La cause désespérée de 170 indiens Guarani-Kaiowa au Brésil
Sommés par la justice brésilienne de quitter des terres qu’ils occupent au nom du
"droit ancestral", 170 indiens Guarani-Kaiowa se disent prêts à "mourir collectivement".
L’information a fait le tour des réseaux sociaux au Brésil. "Nous demandons au gouvernement
et la justice fédérale de ne pas décréter un ordre d’expulsion, mais de décréter notre
mort collective. Nous demandons, une fois pour toutes, de décréter notre extinction
définitive et de nous envoyer des bulldozers pour creuser un grand trou afin d’y enterrer
nos corps. C’est cela que nous demandons aux juges fédéraux".
La constitution
ignorée par la justice
Ces quelques phrases sont extraites d’une lettre
ouverte qu’un groupe de 170 indiens Guarani-Kaiowa a adressé, le 8 octobre 2012, au
Conseil Indigéniste missionnaire (CIMI), de la Conférence épiscopale brésilienne.

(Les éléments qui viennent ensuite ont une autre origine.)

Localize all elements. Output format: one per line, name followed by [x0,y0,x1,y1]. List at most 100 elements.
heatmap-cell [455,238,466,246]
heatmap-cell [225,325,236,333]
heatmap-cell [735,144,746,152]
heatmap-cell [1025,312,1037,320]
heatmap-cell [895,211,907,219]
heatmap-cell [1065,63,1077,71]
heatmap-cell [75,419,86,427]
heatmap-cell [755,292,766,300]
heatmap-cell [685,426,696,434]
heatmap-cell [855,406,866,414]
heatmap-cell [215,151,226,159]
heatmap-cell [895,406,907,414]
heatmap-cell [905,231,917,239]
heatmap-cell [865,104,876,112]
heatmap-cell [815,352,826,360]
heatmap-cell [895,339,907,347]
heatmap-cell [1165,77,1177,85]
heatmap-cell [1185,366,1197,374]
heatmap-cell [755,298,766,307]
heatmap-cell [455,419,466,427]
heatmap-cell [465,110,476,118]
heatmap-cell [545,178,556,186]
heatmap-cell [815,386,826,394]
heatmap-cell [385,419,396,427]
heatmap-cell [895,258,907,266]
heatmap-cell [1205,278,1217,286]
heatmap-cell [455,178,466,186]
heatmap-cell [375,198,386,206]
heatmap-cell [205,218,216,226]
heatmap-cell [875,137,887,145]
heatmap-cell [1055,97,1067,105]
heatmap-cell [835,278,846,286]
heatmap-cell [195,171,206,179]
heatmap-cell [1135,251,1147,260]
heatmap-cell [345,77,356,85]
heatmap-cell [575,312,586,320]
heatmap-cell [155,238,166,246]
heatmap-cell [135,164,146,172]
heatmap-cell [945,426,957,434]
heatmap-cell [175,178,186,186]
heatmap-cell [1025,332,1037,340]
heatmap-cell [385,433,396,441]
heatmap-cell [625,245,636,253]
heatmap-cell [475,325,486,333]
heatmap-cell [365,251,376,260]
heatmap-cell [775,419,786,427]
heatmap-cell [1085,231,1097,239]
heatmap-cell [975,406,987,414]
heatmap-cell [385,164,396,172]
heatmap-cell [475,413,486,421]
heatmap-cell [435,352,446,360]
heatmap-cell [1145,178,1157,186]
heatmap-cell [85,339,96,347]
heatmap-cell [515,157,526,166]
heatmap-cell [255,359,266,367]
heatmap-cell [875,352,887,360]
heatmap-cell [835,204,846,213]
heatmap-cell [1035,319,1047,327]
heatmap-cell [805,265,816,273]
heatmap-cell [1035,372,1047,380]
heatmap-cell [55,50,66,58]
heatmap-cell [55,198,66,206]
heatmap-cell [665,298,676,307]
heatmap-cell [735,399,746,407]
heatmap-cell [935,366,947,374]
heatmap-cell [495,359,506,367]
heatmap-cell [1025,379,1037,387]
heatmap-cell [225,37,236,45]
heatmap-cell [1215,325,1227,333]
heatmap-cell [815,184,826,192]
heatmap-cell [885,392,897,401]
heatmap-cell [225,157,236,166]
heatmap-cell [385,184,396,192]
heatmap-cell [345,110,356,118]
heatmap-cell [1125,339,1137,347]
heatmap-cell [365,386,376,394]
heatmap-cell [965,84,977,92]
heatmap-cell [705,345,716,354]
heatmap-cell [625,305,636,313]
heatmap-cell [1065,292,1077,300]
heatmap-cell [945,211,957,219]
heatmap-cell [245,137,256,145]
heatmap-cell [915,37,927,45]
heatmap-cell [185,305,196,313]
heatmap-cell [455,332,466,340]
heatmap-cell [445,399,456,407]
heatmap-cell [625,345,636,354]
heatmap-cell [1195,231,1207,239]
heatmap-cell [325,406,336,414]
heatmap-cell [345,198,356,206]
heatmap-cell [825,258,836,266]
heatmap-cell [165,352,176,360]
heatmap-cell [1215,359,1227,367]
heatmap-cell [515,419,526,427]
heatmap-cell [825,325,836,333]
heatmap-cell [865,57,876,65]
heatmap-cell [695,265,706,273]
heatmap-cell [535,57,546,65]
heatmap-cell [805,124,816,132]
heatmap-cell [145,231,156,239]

Le courrier évoque la situation dramatique de 50 hommes, 50 femmes et 70 enfants,
sommés par la Justice fédérale de quitter les quelques centaines d’hectares de terres
qu’ils occupent, arguant qu’il s’agit là des terres de leurs ancêtres. Ces indiens
vivent sur les rives d’une rivière traversant la commune d’Iguatemi, dans l’état du
Mato Grosso do Sul, au nord-ouest du Brésil. Ce droit est reconnu par la Constitution
brésilienne de 1988 mais manifestement pas par la Justice brésilienne.
"Mort
collective, pas suicide collectif"
La décision est définitive: "Nous ne
sortirons pas de nos terres: ni vivants, ni morts". Conscients qu’ils n’obtiendront
pas d’accès légal à leur terre, ils se disent prêts à être "décimés et à entrer dans
le cimetière de leurs ancêtres". Par le biais d’un suicide collectif?
"Contrairement
à ce qui est relayé sur les réseaux sociaux, il n’y a aucune mention de menace de
suicide collectif, mais bien de mort collective". La nuance est de taille, tient à
préciser le service communication du CIMI. Et de préciser que cette détermination
des Guarani-Kaiowa s’inscrit "dans un contexte de lutte pour la terre, que ce soit
face aux menaces quotidiennes des pistoleiros engagés par les grands propriétaires
terriens ou d’éventuelles forces de l’ordre qui seraient envoyées par la justice fédérale
pour faire appliquer ces décisions".
Plus de 500 suicides en sept ans
Reste
que le suicide, surtout chez les jeunes, est un thème récurrent depuis plus d’une
décennie dans la vie des Guarani-Kaiowa. Entre 2003 et 2010, le CIMI a dénombré pas
moins de 555 suicides au sein de ces tribus. Motif? Confinement, manque de perspectives,
violences aiguës et diverses, éloignement des terres, modes de vie traditionnels et
vie dans des campements souvent au bord de routes. Il faut dire que depuis 1991, seulement
huit territoires ont été homologués et attribuées à ces tribus indigènes au Brésil.